1.Halloween is so called because it falls on the eve of All Hallows Day. This day was created by the Catholic Church in the 7th or 8th century to celebrate the numerous saints who didn’t already have their own special day. The mass which took place became known as All Hallow Mass, a reference to the saints who were not already hallowed – or honoured as holy.
2.Coincidentally, or maybe not, this is also the date Pagans had been holding their Sabbat celebrations for many years. For them it was a chance to pay tribute to dead ancestors and mark a time of year when it was especially dark. For Pagans, the nature of the festival made Sabbat a great time to contact the spirit world, as the barrier between the worlds of the living and the dead was at its thinnest.
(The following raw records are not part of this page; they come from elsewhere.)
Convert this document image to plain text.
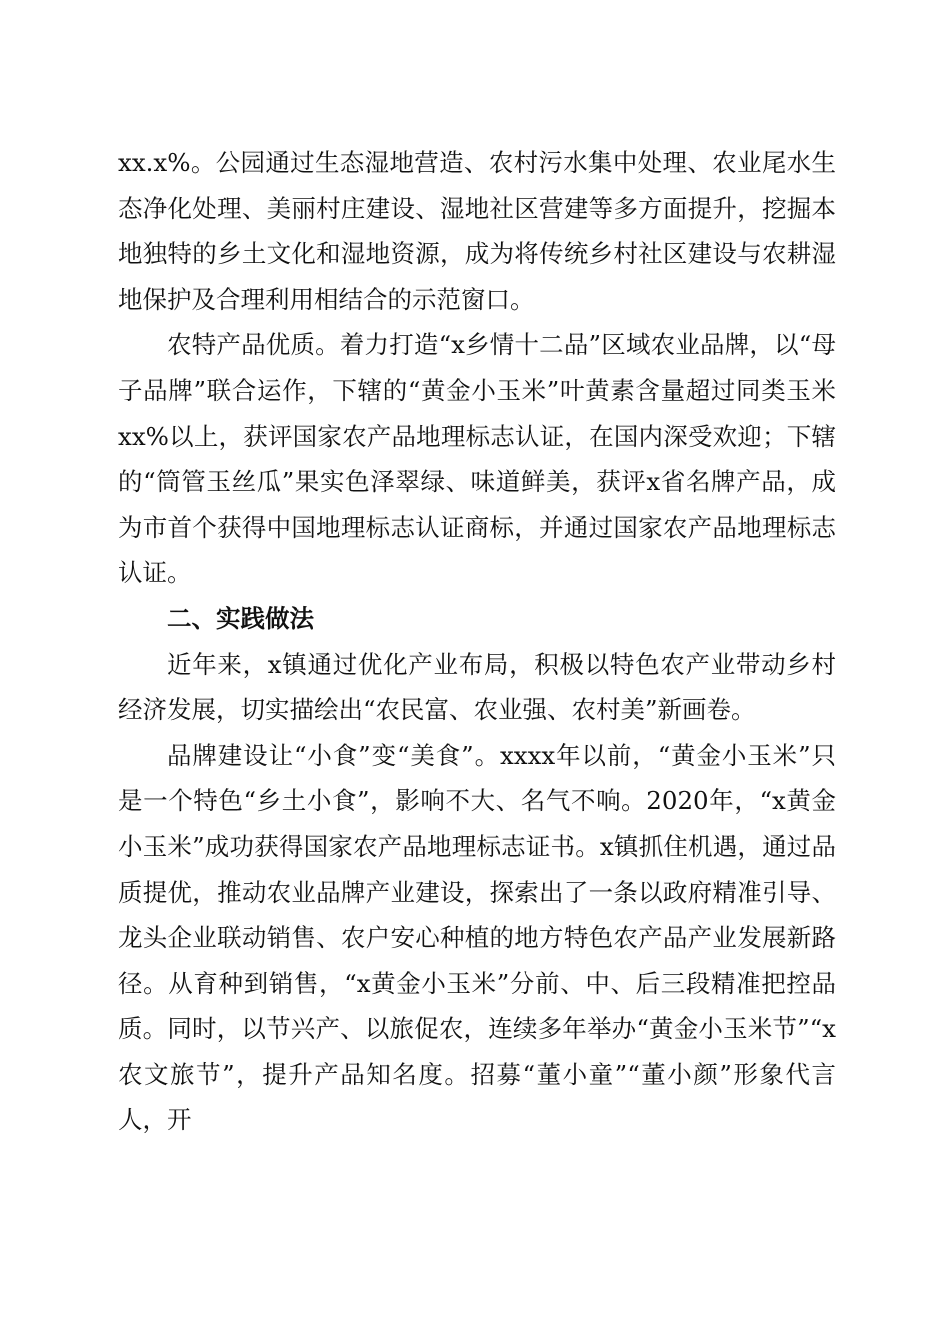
xx.x%。公园通过生态湿地营造、农村污水集中处理、农业尾水生态净化处理、美丽村庄建设、湿地社区营建等多方面提升，挖掘本地独特的乡土文化和湿地资源，成为将传统乡村社区建设与农耕湿地保护及合理利用相结合的示范窗口。

农特产品优质。着力打造“x乡情十二品”区域农业品牌，以“母子品牌”联合运作，下辖的“黄金小玉米”叶黄素含量超过同类玉米xx%以上，获评国家农产品地理标志认证，在国内深受欢迎；下辖的“筒管玉丝瓜”果实色泽翠绿、味道鲜美，获评x省名牌产品，成为市首个获得中国地理标志认证商标，并通过国家农产品地理标志认证。

二、实践做法

近年来，x镇通过优化产业布局，积极以特色农产业带动乡村经济发展，切实描绘出“农民富、农业强、农村美”新画卷。

品牌建设让“小食”变“美食”。xxxx年以前，“黄金小玉米”只是一个特色“乡土小食”，影响不大、名气不响。2020年，“x黄金小玉米”成功获得国家农产品地理标志证书。x镇抓住机遇，通过品质提优，推动农业品牌产业建设，探索出了一条以政府精准引导、龙头企业联动销售、农户安心种植的地方特色农产品产业发展新路径。从育种到销售，“x黄金小玉米”分前、中、后三段精准把控品质。同时，以节兴产、以旅促农，连续多年举办“黄金小玉米节”“x农文旅节”，提升产品知名度。招募“董小童”“董小颜”形象代言人，开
3.In time the church holiday and the Pagan festival blended into one, and the night before became known as All Hallows Eve, or Halloween.
4.Samhain was not a malevolent god of death in Celtic mythology; it is a festival held to mark the end of harvest time and was an important date for the ancient people of Ireland. When the sunsets on Samhain, the Celtic New Year begins.
5.This time of year is associated with darkness, the death of fruitful crops and trees stripped of their leaves, the earth looks like its decaying. Therefore it was believed that during Samhain a doorway to the underworld was opened and creatures from that realm could step into our world.
6.To protect themselves from these supernatural visitations Irish people wore terrifying costumes and carved turnips into contorted faces to scare away fairy folk. It was thought that the best way to avoid being approached by a demon was to look just like one. When the Irish began to settle in America, during the 19th century, the more readily available pumpkin replaced turnips.
7.Trick or treating is now a key part of the Halloween celebrations, but it too started off as part of the All Saints Day festival. This was a time when the poor begged for food in exchange for saying a prayer for the dead. Most households gave away Soul Cakes and the event became known as Souling. Over time the practice died out, but it started making a comeback in the early 20th century.